The world economic order is changing fast. In 2007, China overtook Germany to become the third largest economy. Three months ago it surpassed Japan and became number two, and this month the Conference Board, a respected non-profit organisation in the United States, predicted that, on a purchasing power parity basis, China may overtake the US in 2012.
As China and others have risen, the US perforce has declined. What are the implications of the emerging world order? Will any other country be willing to play the role that the United States has assumed for the past 65 years?
Charles Freeman, a former US ambassador who was considered by the Obama administration to be chairman of the National Intelligence Council, gave a thoughtful talk about these issues recently at the Hopkins-Nanjing Centre.
He cited some stark statistics to indicate that Washington can no longer play its wonted role. 'The US federal government's revenues from all sources will total US$2.2 trillion this year,' he said. 'Transfer payments to individuals for unemployment, pensions, health care, and other entitlements of a decent and civilised society will total US$2.4 trillion.'
That is to say, America must borrow US$200 billion before it even begins to pay for basic government operations.

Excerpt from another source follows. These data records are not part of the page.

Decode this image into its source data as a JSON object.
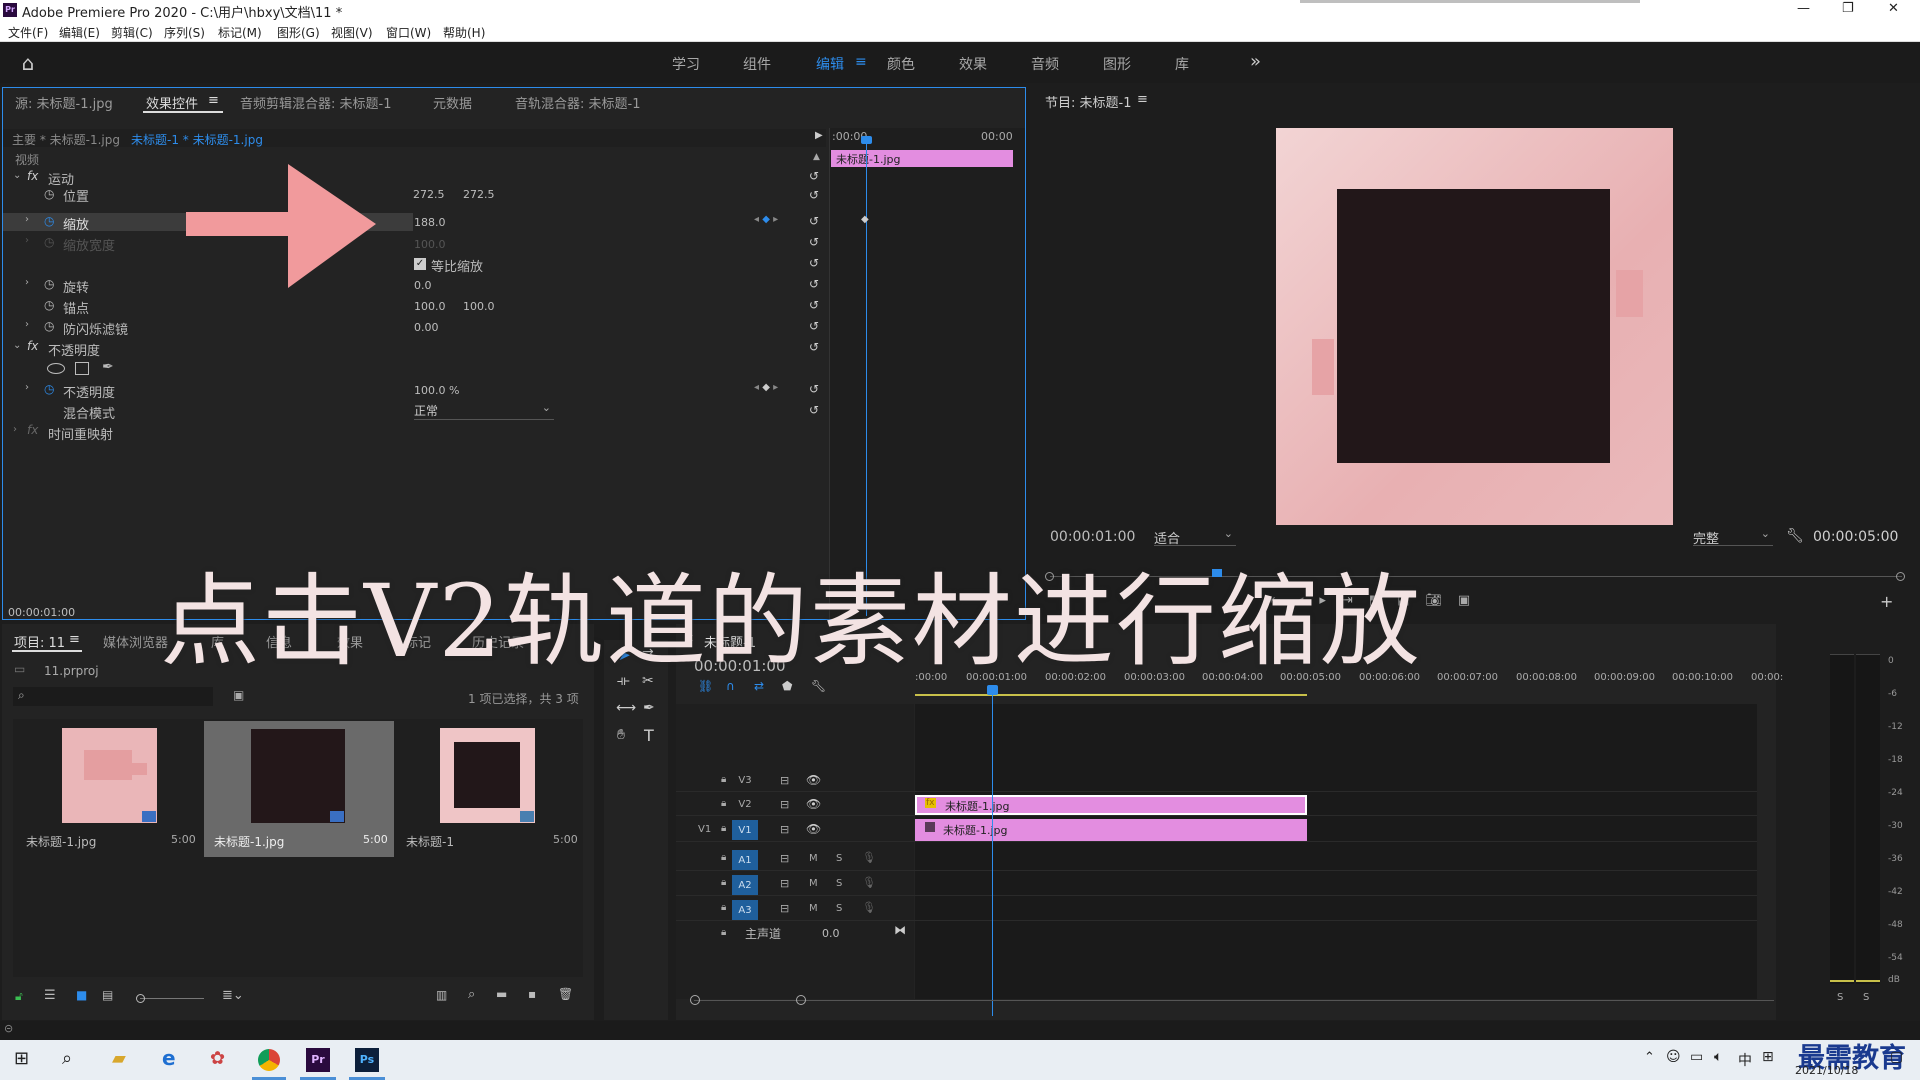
{
  "titlebar": {
    "app_title": "Adobe Premiere Pro 2020 - C:\\用户\\hbxy\\文档\\11 *",
    "minimize": "—",
    "maximize": "❐",
    "close": "✕"
  },
  "menu": [
    "文件(F)",
    "编辑(E)",
    "剪辑(C)",
    "序列(S)",
    "标记(M)",
    "图形(G)",
    "视图(V)",
    "窗口(W)",
    "帮助(H)"
  ],
  "workspaces": [
    "学习",
    "组件",
    "编辑",
    "颜色",
    "效果",
    "音频",
    "图形",
    "库"
  ],
  "workspace_menu_icon": "≡",
  "workspace_more": "»",
  "ec_tabs": [
    "源: 未标题-1.jpg",
    "效果控件",
    "音频剪辑混合器: 未标题-1",
    "元数据",
    "音轨混合器: 未标题-1"
  ],
  "ec_tab_menu": "≡",
  "ec": {
    "master": "主要 * 未标题-1.jpg",
    "clip": "未标题-1 * 未标题-1.jpg",
    "ruler_start": ":00:00",
    "ruler_end": "00:00",
    "clip_bar": "未标题-1.jpg",
    "video_header": "视频",
    "motion": "运动",
    "position": "位置",
    "pos_x": "272.5",
    "pos_y": "272.5",
    "scale": "缩放",
    "scale_val": "188.0",
    "scale_width": "缩放宽度",
    "scale_width_val": "100.0",
    "uniform": "等比缩放",
    "rotation": "旋转",
    "rotation_val": "0.0",
    "anchor": "锚点",
    "anchor_x": "100.0",
    "anchor_y": "100.0",
    "flicker": "防闪烁滤镜",
    "flicker_val": "0.00",
    "opacity_group": "不透明度",
    "opacity": "不透明度",
    "opacity_val": "100.0 %",
    "blend": "混合模式",
    "blend_val": "正常",
    "time_remap": "时间重映射",
    "timecode": "00:00:01:00",
    "fx": "fx"
  },
  "program": {
    "title": "节目: 未标题-1",
    "timecode": "00:00:01:00",
    "fit": "适合",
    "quality": "完整",
    "duration": "00:00:05:00"
  },
  "project_tabs": [
    "项目: 11",
    "媒体浏览器",
    "库",
    "信息",
    "效果",
    "标记",
    "历史记录"
  ],
  "project": {
    "file": "11.prproj",
    "selection": "1 项已选择，共 3 项",
    "items": [
      {
        "name": "未标题-1.jpg",
        "dur": "5:00"
      },
      {
        "name": "未标题-1.jpg",
        "dur": "5:00"
      },
      {
        "name": "未标题-1",
        "dur": "5:00"
      }
    ]
  },
  "timeline": {
    "tab": "未标题-1",
    "timecode": "00:00:01:00",
    "ruler": [
      ":00:00",
      "00:00:01:00",
      "00:00:02:00",
      "00:00:03:00",
      "00:00:04:00",
      "00:00:05:00",
      "00:00:06:00",
      "00:00:07:00",
      "00:00:08:00",
      "00:00:09:00",
      "00:00:10:00",
      "00:00:1"
    ],
    "tracks": [
      "V3",
      "V2",
      "V1",
      "A1",
      "A2",
      "A3"
    ],
    "v1_src": "V1",
    "master": "主声道",
    "master_val": "0.0",
    "clip_v2": "未标题-1.jpg",
    "clip_v1": "未标题-1.jpg",
    "m": "M",
    "s": "S"
  },
  "meter": {
    "scale": [
      "0",
      "-6",
      "-12",
      "-18",
      "-24",
      "-30",
      "-36",
      "-42",
      "-48",
      "-54",
      "dB"
    ],
    "solo": [
      "S",
      "S"
    ]
  },
  "overlay_text": "点击V2轨道的素材进行缩放",
  "taskbar": {
    "ime": "中",
    "date": "2021/10/18",
    "watermark": "最需教育"
  },
  "colors": {
    "accent": "#2d8ceb",
    "clip_pink": "#e38de0",
    "arrow": "#f19a9c",
    "frame_pink": "#efc5c6",
    "frame_dark": "#221719"
  }
}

For China, it means that the peaceful world order in which it grew so rapidly over the past three decades may be in jeopardy. 'In the absence of rules, fortune favours the fierce,' Freeman said. 'It is not out of the realm of possibility that the world may be in the process of reverting to levels of strife that have not been seen since the Pax Americana was instituted 65 years ago.'
While many joke about the US playing the role of 'Globocop', there are serious consequences the world will have to face if America should be unable to continue to do this. There is a danger that the law of the jungle will apply.

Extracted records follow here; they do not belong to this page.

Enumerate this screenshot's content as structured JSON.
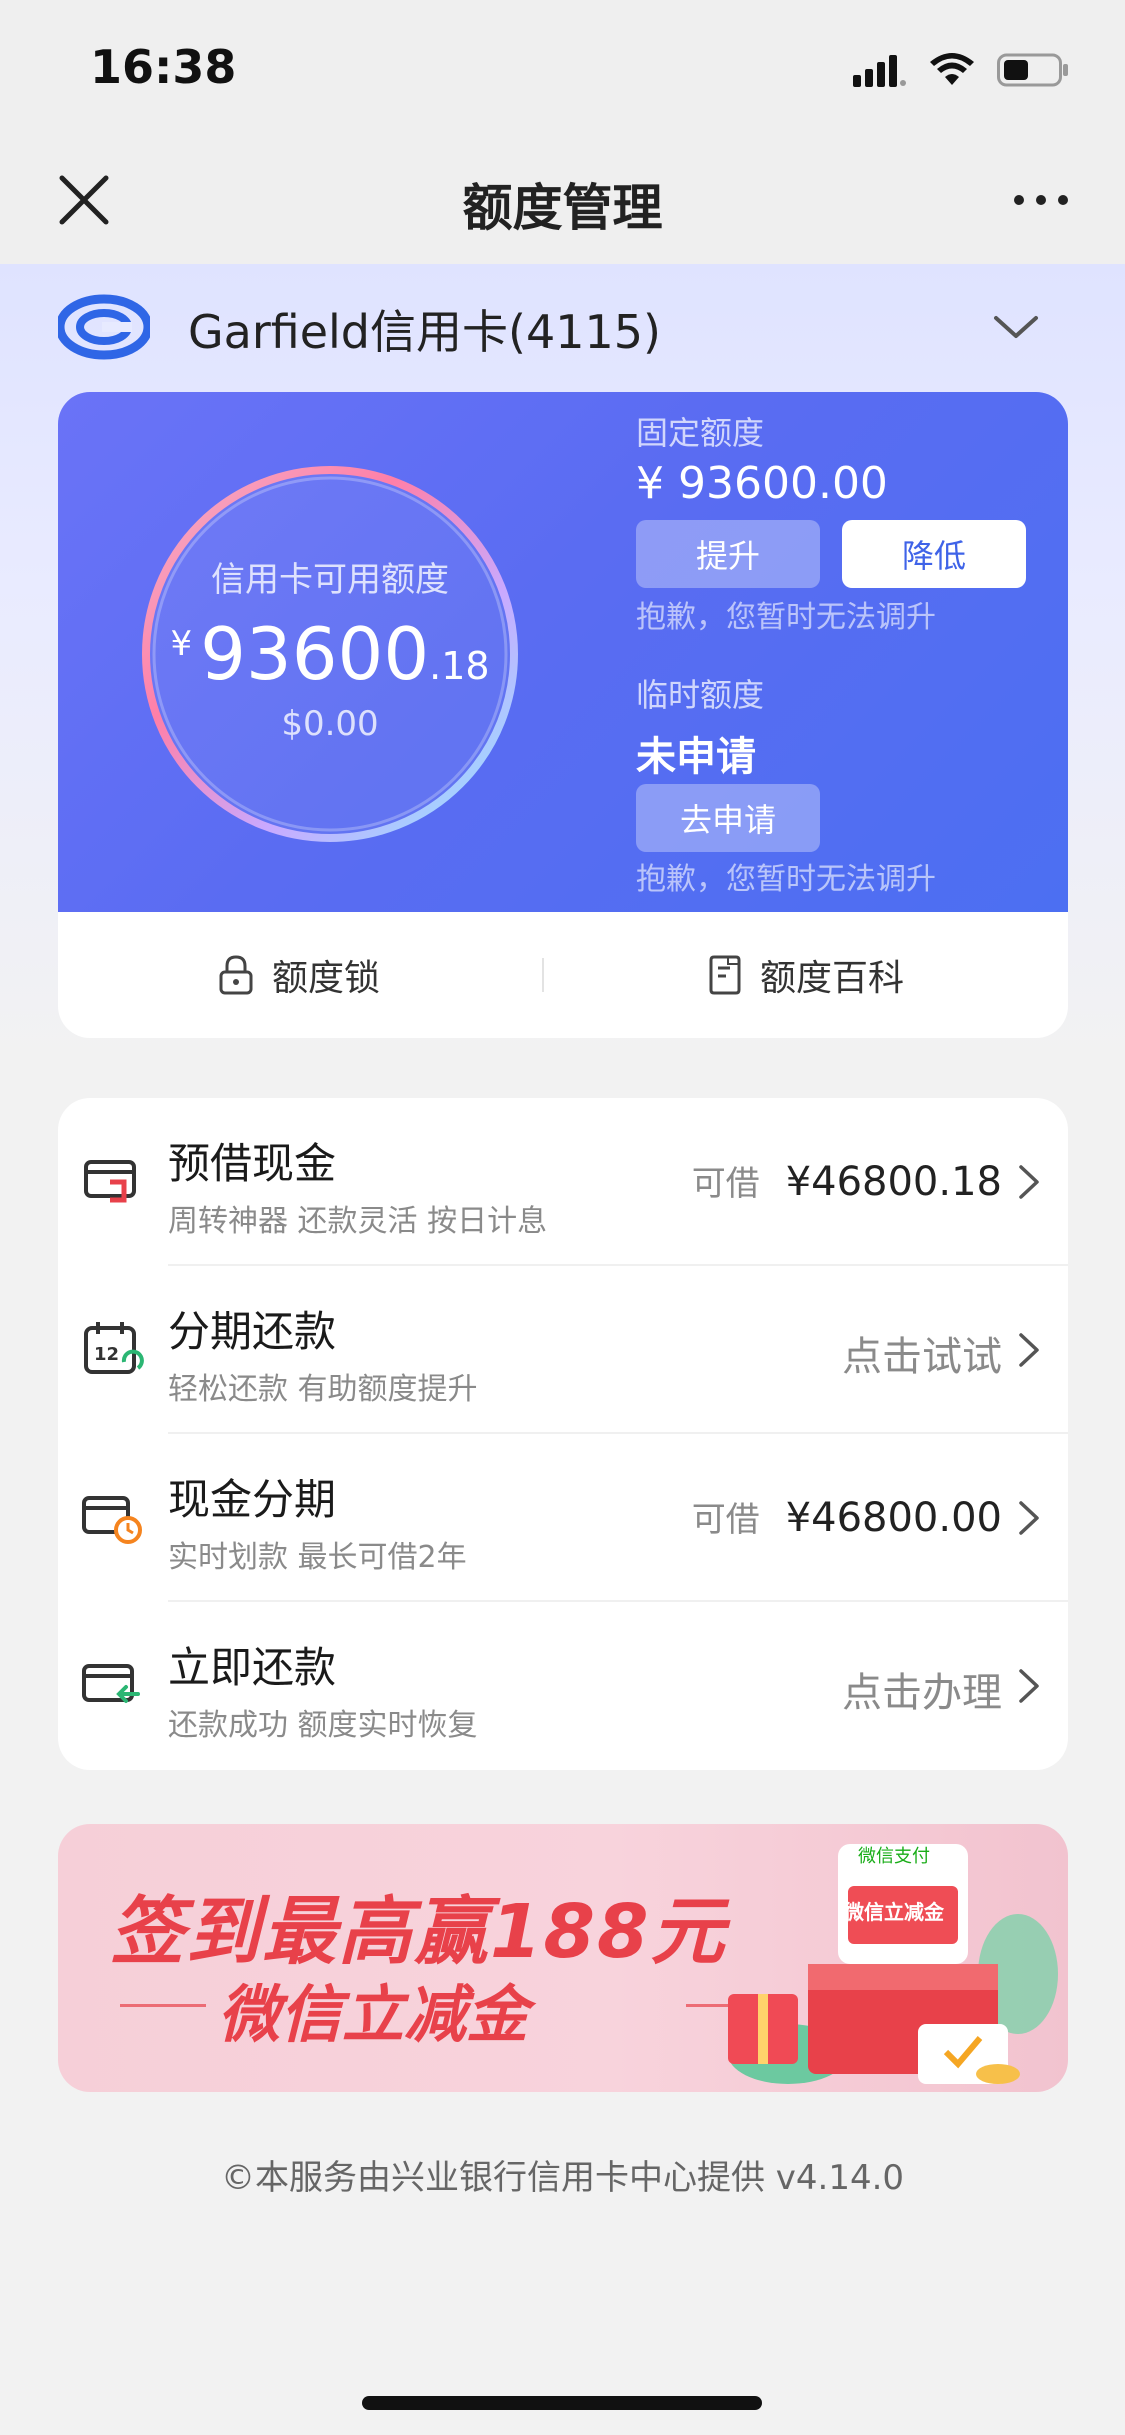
{
  "status": {
    "time": "16:38",
    "icons": [
      "signal-icon",
      "wifi-icon",
      "battery-icon"
    ]
  },
  "nav": {
    "title": "额度管理",
    "close_icon": "close-icon",
    "more_icon": "more-icon"
  },
  "card": {
    "name": "Garfield信用卡(4115)"
  },
  "credit": {
    "available_label": "信用卡可用额度",
    "currency": "¥",
    "available_int": "93600",
    "available_dec": ".18",
    "sub_amount": "$0.00",
    "fixed_label": "固定额度",
    "fixed_value": "¥ 93600.00",
    "raise_label": "提升",
    "lower_label": "降低",
    "fixed_note": "抱歉，您暂时无法调升",
    "temp_label": "临时额度",
    "temp_value": "未申请",
    "apply_label": "去申请",
    "temp_note": "抱歉，您暂时无法调升"
  },
  "actions": {
    "lock_label": "额度锁",
    "wiki_label": "额度百科"
  },
  "services": [
    {
      "title": "预借现金",
      "subtitle": "周转神器 还款灵活 按日计息",
      "prefix": "可借",
      "amount": "¥46800.18",
      "cta": ""
    },
    {
      "title": "分期还款",
      "subtitle": "轻松还款 有助额度提升",
      "prefix": "",
      "amount": "",
      "cta": "点击试试"
    },
    {
      "title": "现金分期",
      "subtitle": "实时划款 最长可借2年",
      "prefix": "可借",
      "amount": "¥46800.00",
      "cta": ""
    },
    {
      "title": "立即还款",
      "subtitle": "还款成功 额度实时恢复",
      "prefix": "",
      "amount": "",
      "cta": "点击办理"
    }
  ],
  "banner": {
    "line1": "签到最高赢188元",
    "line2": "微信立减金",
    "wxpay": "微信支付",
    "coupon": "微信立减金"
  },
  "footer": {
    "text": "©本服务由兴业银行信用卡中心提供 v4.14.0"
  },
  "colors": {
    "accent": "#4c6ff2",
    "banner_red": "#e8414a"
  }
}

Something has to be done to plug the gap being left by America.
The US provided such things as 'protection of global freedom of navigation, secure access to energy supplies, a global economic system based on the dollar as a universal medium of exchange, an open trading and investment regime [and] constraints on the proliferation of weapons of mass destruction'.
Given the reduced role of the US, Freeman asked, would China and other countries take an active role in sustaining a harmonious international order? China denies any ambition to be a world hegemon and is unlikely to want to assume this role. In fact, there is no likely candidate. The likelihood is that the world will enter a new phase without a hegemon.
The financial and economic order created by the US enabled China to grow rich over the past three decades. Surely, it is in China's interest to maintain such an order.
If the US should withdraw precipitately, the world would have gone from a situation in which two superpowers confronted one another during the cold war, to that of a single superpower after the collapse of the Soviet Union, to a situation where there is, in effect, no dominant power.
In such a transformed world, countries will have to try their best to resolve their own problems, without looking for help from Washington. Regional architecture will assume new importance. This is not necessarily bad, but the downside is grave.
While China may be revelling in its new, exalted status, it must also realise that power comes with responsibility.
Already, China has won some respect within the international community. But it must be willing to accept additional responsibilities that reflect its new status, even though there are some in China who seemingly want power without responsibility, on the grounds that accepting additional responsibilities will slow down China's continued growth.
Yet such an attitude would not sit well with China's new status as a global power.